2. Does the LLC protect the earnings?
3. Can the 3 officers of the LLC protect their earnings by paying themselves 100% of the net earnings in salaries?
3 Answers from Attorneys
Amazingly risky and dangerous scenario. Triple damages available for patent infringement. Patent pending does not mean it is not protected. Use of an LLC to shield an individual from liability can result in forfeiting the LLC protection and allowing direct suit of the members. Don't do it! (That was shouted, not whispered by the way!) In this scenario, you have to hire my office to protect you at the cost of a Harvard education from the School of Hard Knocks.

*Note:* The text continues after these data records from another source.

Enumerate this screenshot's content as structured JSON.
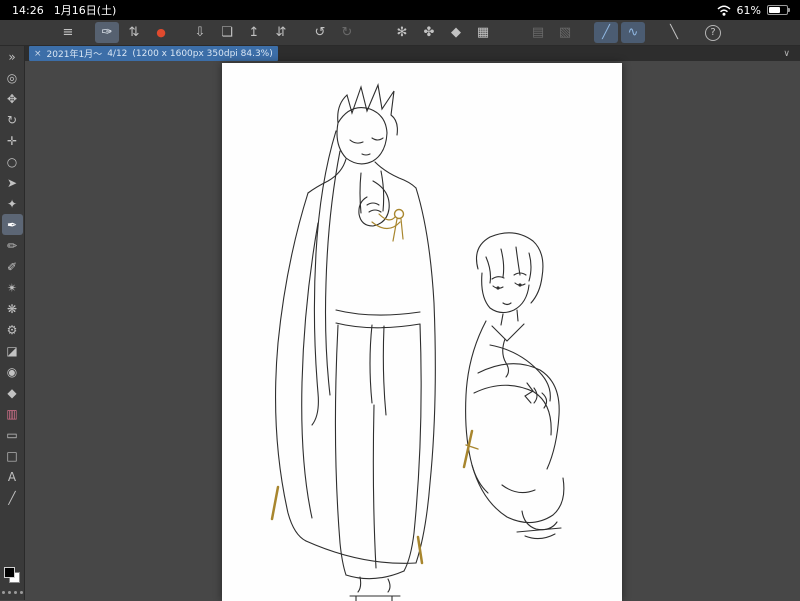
{
  "theme": {
    "toolbar_bg": "#3a3a3a",
    "canvas_bg": "#474747",
    "selection_blue": "#3c6ea8",
    "accent_blue": "#8fb6e0",
    "record_red": "#e04a2e",
    "gold": "#a8862e"
  },
  "status_bar": {
    "time": "14:26",
    "date": "1月16日(土)",
    "battery_percent": "61%"
  },
  "toolbar": {
    "icons": [
      {
        "name": "menu-icon",
        "glyph": "≡"
      },
      {
        "name": "brush-select-icon",
        "glyph": "✑"
      },
      {
        "name": "tool-switch-icon",
        "glyph": "⇅"
      },
      {
        "name": "record-icon",
        "glyph": "●"
      },
      {
        "name": "import-icon",
        "glyph": "⇩"
      },
      {
        "name": "folder-icon",
        "glyph": "❏"
      },
      {
        "name": "export-icon",
        "glyph": "↥"
      },
      {
        "name": "panel-switch-icon",
        "glyph": "⇵"
      },
      {
        "name": "undo-icon",
        "glyph": "↺"
      },
      {
        "name": "redo-icon",
        "glyph": "↻"
      },
      {
        "name": "spray-icon",
        "glyph": "✻"
      },
      {
        "name": "blend-mode-icon",
        "glyph": "✤"
      },
      {
        "name": "fill-icon",
        "glyph": "◆"
      },
      {
        "name": "crop-icon",
        "glyph": "▦"
      },
      {
        "name": "material-icon",
        "glyph": "▤"
      },
      {
        "name": "layer-icon",
        "glyph": "▧"
      },
      {
        "name": "ruler-line-icon",
        "glyph": "╱"
      },
      {
        "name": "ruler-curve-icon",
        "glyph": "∿"
      },
      {
        "name": "perspective-icon",
        "glyph": "╲"
      },
      {
        "name": "help-icon",
        "glyph": "?"
      }
    ]
  },
  "tab_bar": {
    "close_glyph": "×",
    "title": "2021年1月～",
    "page": "4/12",
    "info": "(1200 x 1600px 350dpi 84.3%)",
    "collapse_glyph": "∨"
  },
  "sidebar": {
    "tools": [
      {
        "name": "collapse-icon",
        "glyph": "»"
      },
      {
        "name": "zoom-tool-icon",
        "glyph": "◎"
      },
      {
        "name": "hand-tool-icon",
        "glyph": "✥"
      },
      {
        "name": "rotate-tool-icon",
        "glyph": "↻"
      },
      {
        "name": "move-tool-icon",
        "glyph": "✛"
      },
      {
        "name": "lasso-tool-icon",
        "glyph": "○"
      },
      {
        "name": "operation-tool-icon",
        "glyph": "➤"
      },
      {
        "name": "autoselect-tool-icon",
        "glyph": "✦"
      },
      {
        "name": "pen-tool-icon",
        "glyph": "✒"
      },
      {
        "name": "pencil-tool-icon",
        "glyph": "✏"
      },
      {
        "name": "brush-tool-icon",
        "glyph": "✐"
      },
      {
        "name": "airbrush-tool-icon",
        "glyph": "✴"
      },
      {
        "name": "decoration-tool-icon",
        "glyph": "❋"
      },
      {
        "name": "figure-tool-icon",
        "glyph": "⚙"
      },
      {
        "name": "eraser-tool-icon",
        "glyph": "◪"
      },
      {
        "name": "blend-tool-icon",
        "glyph": "◉"
      },
      {
        "name": "fill-tool-icon",
        "glyph": "◆"
      },
      {
        "name": "colormix-tool-icon",
        "glyph": "▥"
      },
      {
        "name": "frame-tool-icon",
        "glyph": "▭"
      },
      {
        "name": "balloon-tool-icon",
        "glyph": "□"
      },
      {
        "name": "text-tool-icon",
        "glyph": "A"
      },
      {
        "name": "line-tool-icon",
        "glyph": "╱"
      }
    ],
    "foreground_color": "#000000",
    "background_color": "#ffffff"
  }
}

Just so we don't end on a negative note - A better scenario is to approach the patent applicant/holder and negotiate a distribution agreement where you pay him/her/it a small royalty and you legally retain the lion's share for your fabulously genius marketing and/or manufacturing efforts. Next, in my imagination, they decide that you're so brilliant that they entrust you with other shared responsibilities in making the patented product supremely successful in the marketplace and you retire millionaires. Alternative 2 - the patent wasn't so strong in the first place and you're able to do something similar but not infringing? Of course, I get to prepare all the multi-million dollar agreements since I love negotiating happy ending deals! (sigh)

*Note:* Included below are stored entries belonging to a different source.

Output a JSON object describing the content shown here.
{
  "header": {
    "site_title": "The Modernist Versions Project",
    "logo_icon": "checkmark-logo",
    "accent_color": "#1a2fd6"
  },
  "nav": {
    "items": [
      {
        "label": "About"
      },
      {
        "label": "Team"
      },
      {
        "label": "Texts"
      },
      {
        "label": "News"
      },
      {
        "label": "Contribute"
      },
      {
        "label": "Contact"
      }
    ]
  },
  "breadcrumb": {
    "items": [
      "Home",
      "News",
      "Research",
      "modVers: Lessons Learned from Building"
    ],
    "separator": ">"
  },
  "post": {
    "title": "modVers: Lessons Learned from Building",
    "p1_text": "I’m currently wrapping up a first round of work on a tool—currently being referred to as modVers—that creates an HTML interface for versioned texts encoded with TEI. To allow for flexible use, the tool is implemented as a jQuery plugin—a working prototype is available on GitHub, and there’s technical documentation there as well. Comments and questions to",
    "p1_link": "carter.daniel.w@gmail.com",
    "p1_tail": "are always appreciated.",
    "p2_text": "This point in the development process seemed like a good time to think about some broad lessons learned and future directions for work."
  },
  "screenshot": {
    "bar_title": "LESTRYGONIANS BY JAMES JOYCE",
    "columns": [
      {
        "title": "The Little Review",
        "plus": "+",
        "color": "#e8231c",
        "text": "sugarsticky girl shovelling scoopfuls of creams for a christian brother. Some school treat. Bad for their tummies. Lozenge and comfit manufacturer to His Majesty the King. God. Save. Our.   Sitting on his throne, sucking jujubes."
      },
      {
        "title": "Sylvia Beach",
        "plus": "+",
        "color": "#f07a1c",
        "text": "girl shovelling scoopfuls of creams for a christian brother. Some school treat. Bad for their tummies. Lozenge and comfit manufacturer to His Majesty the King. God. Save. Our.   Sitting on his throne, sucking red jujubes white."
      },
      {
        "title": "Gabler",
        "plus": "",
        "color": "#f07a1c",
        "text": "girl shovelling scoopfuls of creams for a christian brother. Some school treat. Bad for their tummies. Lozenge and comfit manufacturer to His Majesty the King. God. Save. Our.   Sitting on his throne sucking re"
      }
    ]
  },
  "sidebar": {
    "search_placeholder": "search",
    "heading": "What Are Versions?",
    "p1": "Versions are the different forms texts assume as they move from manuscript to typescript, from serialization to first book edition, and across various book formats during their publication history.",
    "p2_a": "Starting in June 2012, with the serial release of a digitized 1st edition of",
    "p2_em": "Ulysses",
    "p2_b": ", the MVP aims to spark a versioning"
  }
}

Yes it may be patent infringement. Paying out profits to the partners raises the issue of whether or not the partners may be sued outside of the LLC. I could only give a reliable opinion after researching the issue for a reasonable fee. Contact me directly.
I answered much the same question under a different topic heading earlier today. Here is the essence of my earlier answer:
As to #1, YES.
As to #2, the LLC would be the primary target of an infringement lawsuit, and a judgment obtained against it would require it to fork over the money, etc. in the LLC's bank accounts and the other assets capable of levy and seizure. The three LLC members could also be named as parties to the lawsuit, either on an "alter ego" (veil piercing) theory, or on a theory that these individuals personally acted wrongly in their individual capacities. This may sound like legal hair-splitting, and in a way it is, but establishing liability on an alter ego theory is often difficult or impossible when the company was well-run otherwise but its officers caused it to violate the law in a particular area. Further, 35 U.S.C.A. 271(b) says "Whoever actively induces infringement of a patent shall be liable as an infringer." There is case law holding that this applies to officers, managers and directors of infringing companies, since these control persons "actively induce" the business entity to run its business in the way it does. See, for example, Int'l. Mfg. Co, v. Landon, Inc. (1964) 336 F.2d 723 - corporate officer liable without regard to alter ego theory.
Further, with respect to #3, corporations, LLCs and other organizations that overcompensate insiders, whether through salaries, dividends or bonuses, in an attempt to place cash and other resources out of the grasp of creditors, are probably making fraudulent transfers or otherwise violating the law in doing so, and could be forced to give back the monies.